Life expectancy fell by more than six months compared with 2019 in 22 of 29 countries in the study, which spanned Europe, the United States and Chile. There were reductions in life expectancy in 27 of the 29 countries overall.
The university said most life expectancy reductions could be linked to Covid-19 deaths. There have been nearly five million reported deaths from the coronavirus.
"The fact our results highlight such a large impact that is directly attributable to Covid-19 shows how devastating a shock it has been for many countries," said Ridhi Kashyap, co-lead author of the paper published in the International Journal of Epidemiology.
There were greater drops in life expectancy for men than women in most countries, with the largest decline in American men, who saw life expectancy drop by 2.2 years relative to 2019.
Overall, men had more than a year shaved off in 15 countries compared to women in 11 countries. That wiped out the progress on mortality made in the previous 5.6 years.
In the United States, the rise in mortality was mainly among those of working age and those under 60 while in Europe deaths among people aged over 60 contributed more significantly.
Only Denmark and Norway, which have excelled at controlling outbreaks, avoided drops in life expectancy across both sexes.
Lead researcher Jose Manuel Aburto and his co-authors also say the impact of Covid-19 on lifespans may be even greater in less developed countries not in the research.
And losses in life expectancy are also likely to vary between subgroups within countries.
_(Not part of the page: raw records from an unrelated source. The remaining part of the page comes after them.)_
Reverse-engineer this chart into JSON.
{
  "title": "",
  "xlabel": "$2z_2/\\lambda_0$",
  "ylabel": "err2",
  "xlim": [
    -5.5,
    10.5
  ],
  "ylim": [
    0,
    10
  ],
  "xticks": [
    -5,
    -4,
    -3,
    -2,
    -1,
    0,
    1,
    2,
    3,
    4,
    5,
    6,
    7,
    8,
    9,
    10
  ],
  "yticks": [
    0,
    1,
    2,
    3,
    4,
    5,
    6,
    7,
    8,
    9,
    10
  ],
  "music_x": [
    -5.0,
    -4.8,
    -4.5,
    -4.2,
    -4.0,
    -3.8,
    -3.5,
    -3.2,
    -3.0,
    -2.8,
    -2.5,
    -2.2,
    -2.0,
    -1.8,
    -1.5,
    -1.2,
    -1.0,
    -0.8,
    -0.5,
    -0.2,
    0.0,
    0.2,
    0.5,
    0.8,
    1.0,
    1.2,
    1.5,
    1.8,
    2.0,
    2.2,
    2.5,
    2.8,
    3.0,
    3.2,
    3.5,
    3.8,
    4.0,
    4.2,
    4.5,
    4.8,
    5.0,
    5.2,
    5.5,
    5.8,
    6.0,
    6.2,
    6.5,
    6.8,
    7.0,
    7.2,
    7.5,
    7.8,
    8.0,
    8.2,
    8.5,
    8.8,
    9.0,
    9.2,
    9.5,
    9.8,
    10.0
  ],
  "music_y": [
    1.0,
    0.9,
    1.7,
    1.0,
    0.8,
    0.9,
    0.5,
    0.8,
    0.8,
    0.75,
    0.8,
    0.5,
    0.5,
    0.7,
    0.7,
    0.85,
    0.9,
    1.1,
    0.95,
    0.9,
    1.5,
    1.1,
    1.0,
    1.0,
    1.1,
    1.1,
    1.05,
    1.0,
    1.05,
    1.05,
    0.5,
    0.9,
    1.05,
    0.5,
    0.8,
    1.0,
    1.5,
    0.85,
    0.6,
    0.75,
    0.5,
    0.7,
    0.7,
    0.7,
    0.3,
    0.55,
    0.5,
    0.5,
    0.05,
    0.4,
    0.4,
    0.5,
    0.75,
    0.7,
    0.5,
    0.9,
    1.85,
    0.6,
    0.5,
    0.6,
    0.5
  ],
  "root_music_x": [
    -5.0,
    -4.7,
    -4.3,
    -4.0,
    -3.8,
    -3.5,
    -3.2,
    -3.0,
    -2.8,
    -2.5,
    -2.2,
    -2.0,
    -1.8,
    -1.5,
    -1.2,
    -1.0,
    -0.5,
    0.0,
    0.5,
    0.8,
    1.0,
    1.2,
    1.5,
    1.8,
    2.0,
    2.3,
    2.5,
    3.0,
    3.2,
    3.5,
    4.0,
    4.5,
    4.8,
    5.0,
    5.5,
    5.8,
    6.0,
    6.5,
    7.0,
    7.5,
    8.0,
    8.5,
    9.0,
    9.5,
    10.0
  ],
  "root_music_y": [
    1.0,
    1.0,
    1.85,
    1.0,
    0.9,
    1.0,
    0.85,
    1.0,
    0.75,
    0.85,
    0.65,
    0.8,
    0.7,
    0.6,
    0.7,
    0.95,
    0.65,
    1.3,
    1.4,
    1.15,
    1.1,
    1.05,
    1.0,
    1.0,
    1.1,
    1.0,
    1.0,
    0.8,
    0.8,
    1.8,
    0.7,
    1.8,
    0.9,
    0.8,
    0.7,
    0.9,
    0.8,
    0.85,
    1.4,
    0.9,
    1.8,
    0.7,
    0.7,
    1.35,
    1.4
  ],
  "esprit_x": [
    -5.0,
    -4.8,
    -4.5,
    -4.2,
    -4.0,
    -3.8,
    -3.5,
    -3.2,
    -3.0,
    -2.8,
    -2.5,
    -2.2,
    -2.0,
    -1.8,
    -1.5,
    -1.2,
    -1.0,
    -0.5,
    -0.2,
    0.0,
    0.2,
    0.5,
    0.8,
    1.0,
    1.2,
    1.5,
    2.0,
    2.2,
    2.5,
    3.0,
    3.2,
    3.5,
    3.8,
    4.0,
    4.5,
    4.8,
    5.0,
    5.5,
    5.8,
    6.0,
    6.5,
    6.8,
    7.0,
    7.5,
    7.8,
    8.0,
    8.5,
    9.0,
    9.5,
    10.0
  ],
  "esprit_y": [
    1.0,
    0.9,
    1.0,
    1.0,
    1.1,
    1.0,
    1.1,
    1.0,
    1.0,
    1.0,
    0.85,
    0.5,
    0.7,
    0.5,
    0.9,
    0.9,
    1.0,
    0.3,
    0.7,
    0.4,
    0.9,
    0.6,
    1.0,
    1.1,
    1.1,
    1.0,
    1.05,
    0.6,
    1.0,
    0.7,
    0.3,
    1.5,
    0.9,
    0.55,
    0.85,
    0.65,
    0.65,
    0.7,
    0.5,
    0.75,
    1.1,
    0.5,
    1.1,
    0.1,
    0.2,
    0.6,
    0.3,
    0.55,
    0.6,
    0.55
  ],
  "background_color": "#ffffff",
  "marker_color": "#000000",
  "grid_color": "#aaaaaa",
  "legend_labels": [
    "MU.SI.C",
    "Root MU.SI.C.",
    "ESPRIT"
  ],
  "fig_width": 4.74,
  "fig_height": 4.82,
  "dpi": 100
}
Life expectancy in the United States dropped the most in more than seven decades last year, falling 1.5 years to 77.3 years, a study by the US Centers for Disease Control and Prevention said in July.
It found the pandemic's disproportionate toll on communities of color also widened existing gaps in life expectancy between whites and blacks.
Before the pandemic, life expectancy at birth increased continuously in most countries for generations. Covid-19, though, "triggered a global mortality crisis," the magnitude of which had not been witnessed since World War II in western Europe or the breakup of the Soviet Union in eastern Europe.